The Rev. Tom Ballard, age 54, is projected for appointment as Morristown District superintendent effective July 1.
Current appointment: Senior pastor at St. Paul United Methodist Church in Wytheville, Va.
Education: B.S. in General Business, University of Tennessee at Knoxville (1979). M.Div., Candler School of Theology (1989)
- 1979-1986: Employed by Tennessee Department of Transportation, Right-of-Way Division (relocation assistance), in Knoxville office.
- 1986-1989: Appointed pastor to Sweetwater Circuit, Maryville District
- 1989-1992: Appointed pastor to Bridgers UMC, Morristown District
- 1992-1997: Appointed pastor to Strawberry Plains UMC, Morristown District
- 1997-2002: Appointed pastor to Bookwalter UMC, Knoxville District
- 2002-2006: Appointed pastor to First Galax UMC, Wytheville District
- 2006-present: Appointed senior pastor to St. Paul UMC, Wytheville District
Family: "My wife, Jonna, is the daughter of now deceased Rev. John and Betty Williams, a parsonage family in Holston for many years. Our children are William, first-year student at Wytheville Community College, and Emily, 10th grader at George Wythe High School."
Home: St. Paul East UMC, Knoxville District. "I grew up in East Knox County."
How did you find out?
"Bishop Swanson called me on a Tuesday night about 10:45. When the phone rang I thought it was either my sister (we normally talk late) or a pastoral emergency. In reflecting upon the call from the bishop, the voice was a little too deep to be my sister, so perhaps it most resembled a pastoral emergency. I don’t remember much of what I said other than asking twice: 'Are you sure?'"
What are your thoughts, hopes, or goals regarding your next appointment?
"I would like for folks to sense that I am joining them in their unique ministries. With 108 local churches, it is obvious that not only ministry has happened but ministry is happening. Often, it’s not until we look back that we realize that our lives have been impacted by the local church.

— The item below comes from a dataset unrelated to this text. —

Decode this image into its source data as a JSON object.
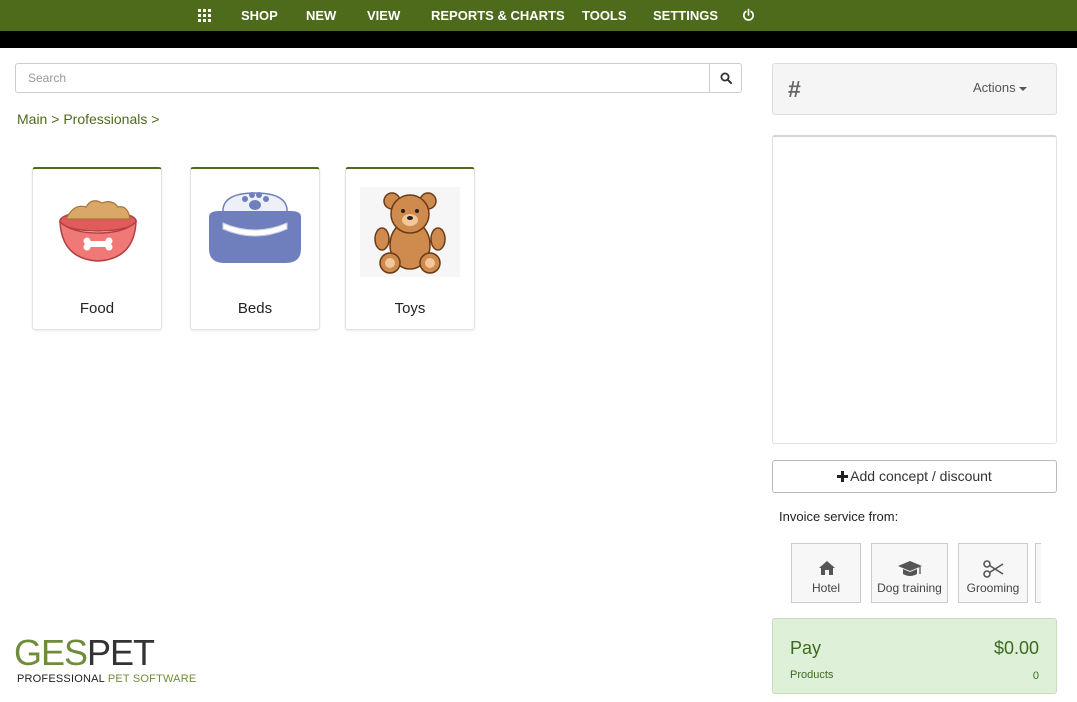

"Having said that, I am thoroughly convinced that the district is in place to serve the local church and not the other way around. Paragraph 120 of our Book of Discipline states: 'The mission of the Church is to make disciples of Jesus Christ for the transformation of the world.' Of course, that’s true. That mission statement would be true in any church tradition.
"However, the other part of that same paragraph really brings it home for me: Local churches provide the most significant arena through which disciple-making occurs. I am a 'product' of the local church. I didn’t know that I was being shaped at the time, but looking back now, I realize that I was being shaped. God was using the local church, warts and all, to shape even me, warts and all, for ministry.

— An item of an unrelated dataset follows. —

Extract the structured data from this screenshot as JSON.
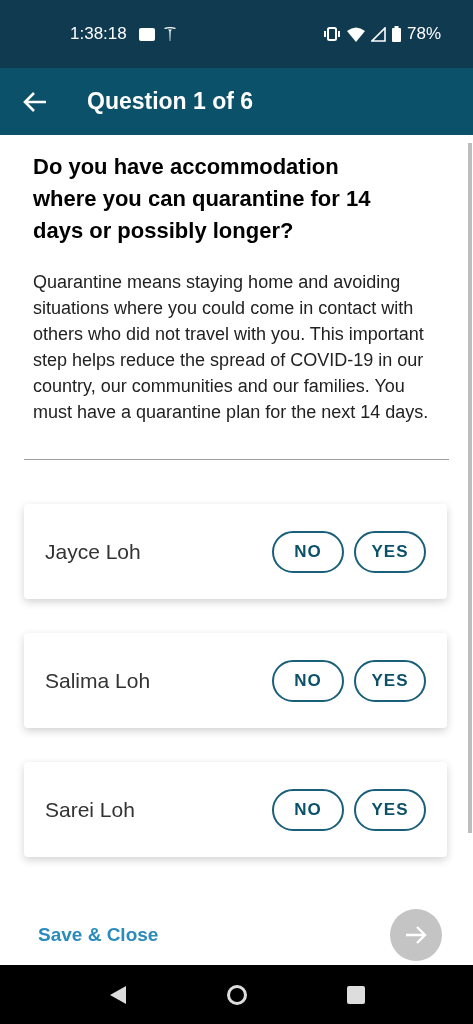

"God still uses the local church. I hope the churches of the Morristown District, regardless of size or location, will continue shaping individuals into disciples."
Any words of encouragement or foresight about Holston's future?
"I simply want each of us to be faithful to the task of making disciples and allowing ourselves to be made into disciples. I appreciate the collegiality among clergy brothers and sisters in Holston as well as the sense of partnership between clergy and laity.
"During this Lenten Season especially, I am reminded of spiritual disciplines and practices to which we should be attentive in every season. It wasn’t just important in the days of John Wesley but is still important to attend upon all the ordinances of God (or what Bishop Robert Schnase has paraphrased, to 'stay in love with God').
"I hope we will get beyond a 'survivor' type mentality in our local churches, often because we feel we are letting down the memory of people whose voices we continue to hear. I hope we can cast off the guilt feeling that we aren’t meeting the expectations of folks long-ago deceased.
"I hope we always remember that we have and serve a Savior in Jesus Christ who has come to redeem us and guide us through the deep waters into which we entered at our respective baptisms. So, may we continue to re-discover our theological roots in the face of a corporately, politically, informational, and technologically driven world.
"By remembering who and whose we are, I believe God will be faithful to not only transform the world but to also transform the Church so that the Church (through local churches) is excited, equipped and empowered to transform the world -- for Jesus’ sake."